Köhler: Und danach müssen wir ihnen helfen, dass sie Anschluss finden. Wenn es aber mit Wohnung und Arbeit nicht klappt, wird es schwer. Ich hatte erst wieder eine junge Frau, frisch aus der Therapie und voller Elan. Dann hat es weder mit Wohnung noch mit Arbeit funktioniert. Nun hatte sie einen Rückfall. Gerade die Wohnungssuche ist für unser Klientel momentan wirklich sehr problematisch.

 

Wie geht man dann mit dem Stigma „Straftäter“ um? Verheimlichen?
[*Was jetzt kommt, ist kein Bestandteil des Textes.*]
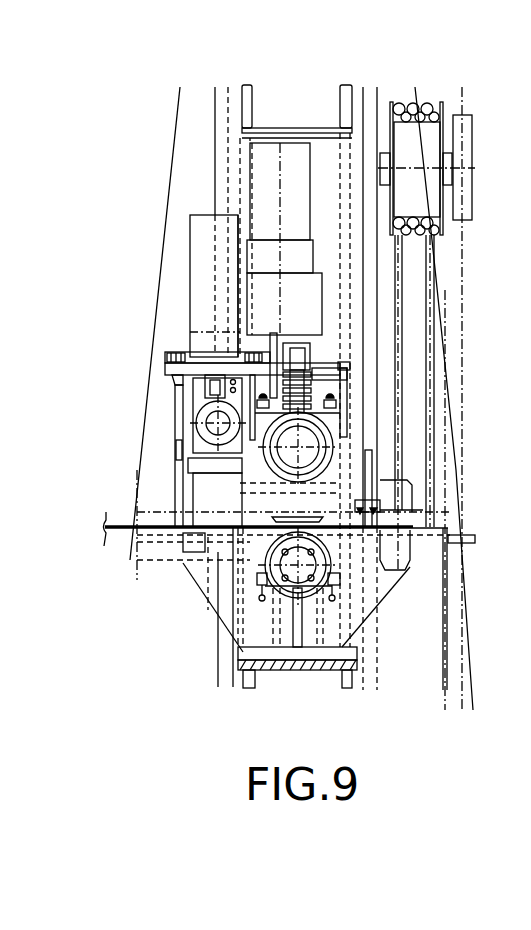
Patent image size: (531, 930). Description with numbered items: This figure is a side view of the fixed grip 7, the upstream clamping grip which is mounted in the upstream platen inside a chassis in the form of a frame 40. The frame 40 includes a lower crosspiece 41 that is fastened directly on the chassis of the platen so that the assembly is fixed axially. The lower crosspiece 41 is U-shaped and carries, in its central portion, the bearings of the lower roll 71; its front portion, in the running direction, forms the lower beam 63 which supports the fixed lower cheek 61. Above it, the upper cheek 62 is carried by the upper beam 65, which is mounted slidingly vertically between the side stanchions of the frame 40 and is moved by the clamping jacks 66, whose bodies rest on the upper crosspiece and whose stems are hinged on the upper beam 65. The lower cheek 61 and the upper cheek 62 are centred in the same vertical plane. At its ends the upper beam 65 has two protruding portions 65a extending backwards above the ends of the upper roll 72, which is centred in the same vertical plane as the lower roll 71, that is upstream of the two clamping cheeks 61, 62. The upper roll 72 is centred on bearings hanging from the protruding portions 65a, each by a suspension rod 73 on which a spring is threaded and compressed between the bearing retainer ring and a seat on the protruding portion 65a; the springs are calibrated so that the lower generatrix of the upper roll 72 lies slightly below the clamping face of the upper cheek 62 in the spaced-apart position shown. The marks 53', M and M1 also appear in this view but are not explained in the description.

The clamping jack 66 is at (200, 243).
The bracket plate 53' is at (226, 373).
The frame 40 is at (172, 391).
The fixed grip 7 is at (166, 447).
The upper beam 65 is at (197, 412).
The upper cheek 62 is at (200, 473).
The suspension rod 73 is at (312, 395).
The protruding portion 65a is at (325, 370).
The upper roll 72 is at (340, 448).
The mirror plane M is at (150, 514).
The mirror plane section M1 is at (337, 522).
The lower roll 71 is at (330, 557).
The lower cheek 61 is at (200, 535).
The lower beam 63 is at (210, 587).
The lower crosspiece 41 is at (272, 625).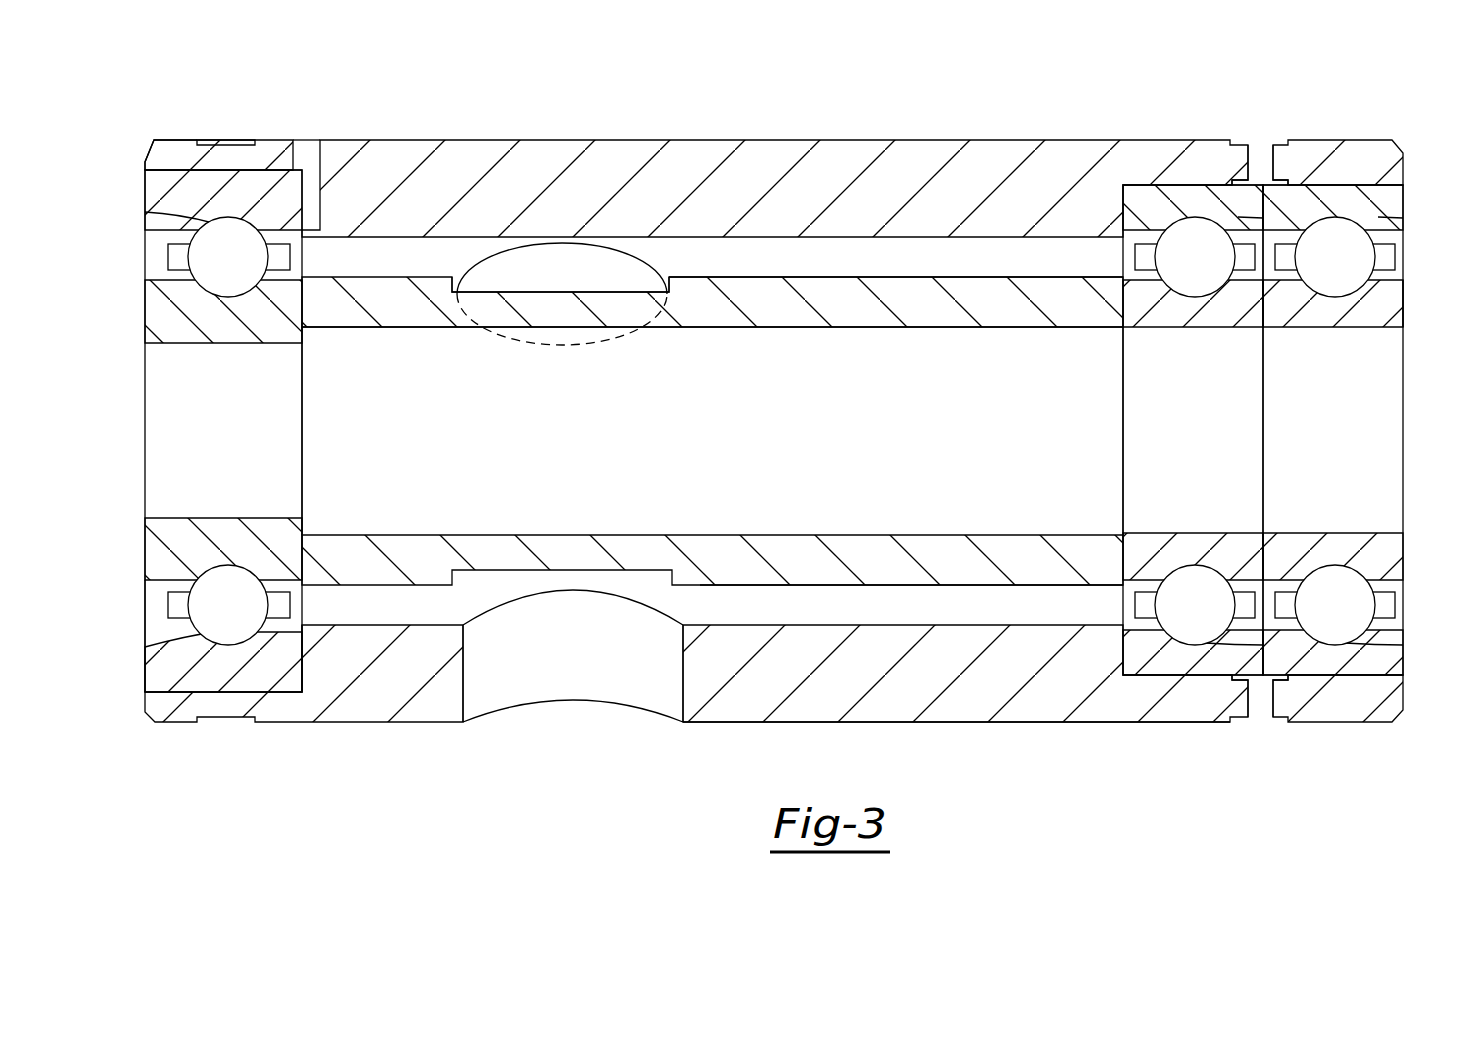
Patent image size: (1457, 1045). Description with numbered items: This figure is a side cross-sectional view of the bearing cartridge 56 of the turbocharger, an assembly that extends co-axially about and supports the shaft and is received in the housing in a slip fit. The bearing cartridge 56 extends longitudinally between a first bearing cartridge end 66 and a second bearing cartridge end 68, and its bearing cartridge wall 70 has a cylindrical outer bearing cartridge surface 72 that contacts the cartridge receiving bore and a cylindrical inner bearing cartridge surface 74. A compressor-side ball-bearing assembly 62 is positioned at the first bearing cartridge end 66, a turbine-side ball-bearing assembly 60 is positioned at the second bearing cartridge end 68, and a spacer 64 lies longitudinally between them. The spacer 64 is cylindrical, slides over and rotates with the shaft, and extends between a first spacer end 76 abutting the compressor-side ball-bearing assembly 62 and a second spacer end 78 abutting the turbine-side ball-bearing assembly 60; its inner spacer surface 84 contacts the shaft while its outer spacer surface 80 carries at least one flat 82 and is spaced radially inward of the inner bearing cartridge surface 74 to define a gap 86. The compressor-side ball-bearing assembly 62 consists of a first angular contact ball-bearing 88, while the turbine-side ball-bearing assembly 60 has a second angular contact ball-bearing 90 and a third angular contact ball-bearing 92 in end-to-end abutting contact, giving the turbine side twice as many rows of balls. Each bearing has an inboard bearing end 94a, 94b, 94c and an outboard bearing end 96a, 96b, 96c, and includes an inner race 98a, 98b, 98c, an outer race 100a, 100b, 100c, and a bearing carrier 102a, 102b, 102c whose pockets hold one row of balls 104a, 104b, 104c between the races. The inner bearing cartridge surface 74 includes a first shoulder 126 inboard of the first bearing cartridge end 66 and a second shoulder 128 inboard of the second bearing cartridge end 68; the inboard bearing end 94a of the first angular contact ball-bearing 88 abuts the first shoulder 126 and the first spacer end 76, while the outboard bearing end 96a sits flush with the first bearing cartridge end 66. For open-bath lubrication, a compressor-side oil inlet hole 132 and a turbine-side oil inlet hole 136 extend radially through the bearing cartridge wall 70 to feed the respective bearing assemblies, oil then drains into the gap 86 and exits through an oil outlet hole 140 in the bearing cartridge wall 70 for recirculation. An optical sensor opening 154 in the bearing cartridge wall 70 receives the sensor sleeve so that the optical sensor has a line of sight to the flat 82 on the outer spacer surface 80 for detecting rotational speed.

The bearing cartridge 56 is at (938, 76).
The turbine-side ball-bearing assembly 60 is at (1258, 686).
The compressor-side ball-bearing assembly 62 is at (223, 697).
The spacer 64 is at (911, 314).
The first bearing cartridge end 66 is at (148, 162).
The second bearing cartridge end 68 is at (1405, 164).
The bearing cartridge wall 70 is at (895, 695).
The outer bearing cartridge surface 72 is at (730, 727).
The inner bearing cartridge surface 74 is at (820, 619).
The first spacer end 76 is at (319, 339).
The second spacer end 78 is at (1109, 340).
The outer spacer surface 80 is at (736, 274).
The flat 82 is at (533, 288).
The inner spacer surface 84 is at (783, 330).
The gap 86 is at (905, 605).
The first angular contact ball-bearing 88 is at (246, 423).
The second angular contact ball-bearing 90 is at (1153, 428).
The third angular contact ball-bearing 92 is at (1317, 425).
The inboard bearing end 94a is at (307, 666).
The inboard bearing end 94b is at (1110, 645).
The inboard bearing end 94c is at (1256, 658).
The outboard bearing end 96a is at (143, 668).
The outboard bearing end 96b is at (1266, 310).
The outboard bearing end 96c is at (1406, 316).
The inner race 98a is at (174, 333).
The inner race 98b is at (1175, 317).
The inner race 98c is at (1368, 317).
The outer race 100a is at (235, 190).
The outer race 100b is at (1163, 197).
The outer race 100c is at (1352, 197).
The bearing carrier 102a is at (181, 602).
The bearing carrier 102b is at (1144, 600).
The bearing carrier 102c is at (1285, 598).
The balls 104a is at (227, 580).
The balls 104b is at (1211, 582).
The balls 104c is at (1350, 586).
The first shoulder 126 is at (298, 656).
The second shoulder 128 is at (1175, 682).
The compressor-side oil inlet hole 132 is at (304, 153).
The turbine-side oil inlet hole 136 is at (1259, 152).
The oil outlet hole 140 is at (565, 672).
The optical sensor opening 154 is at (590, 268).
Köhler: Oft bleibt keine Wahl, Arbeitgeber verlangen häufig Führungszeugnisse, Vermieter verlangen Schufa-Auskünfte. Man sollte vielleicht nicht beim Einstieg ins Berufsleben mit der Tür ins Haus fallen: „Ich war mal im Knast.“ Sondern sich einfach bei der Arbeit beweisen. Leider müssen wir vielen schon vorab sagen, dass es mit dem Berufswunsch nichts wird — zum Beispiel im Bereich Security. Aber bei bestimmten Vergehen gilt das auch schon für Jobs an der Kasse.

Deibler-Grimm: Ob der Straffällige privat aber offensiv oder defensiv mit seiner Tat umgeht, ist von Fall zu Fall verschieden — und hängt außerdem stark vom Delikt ab.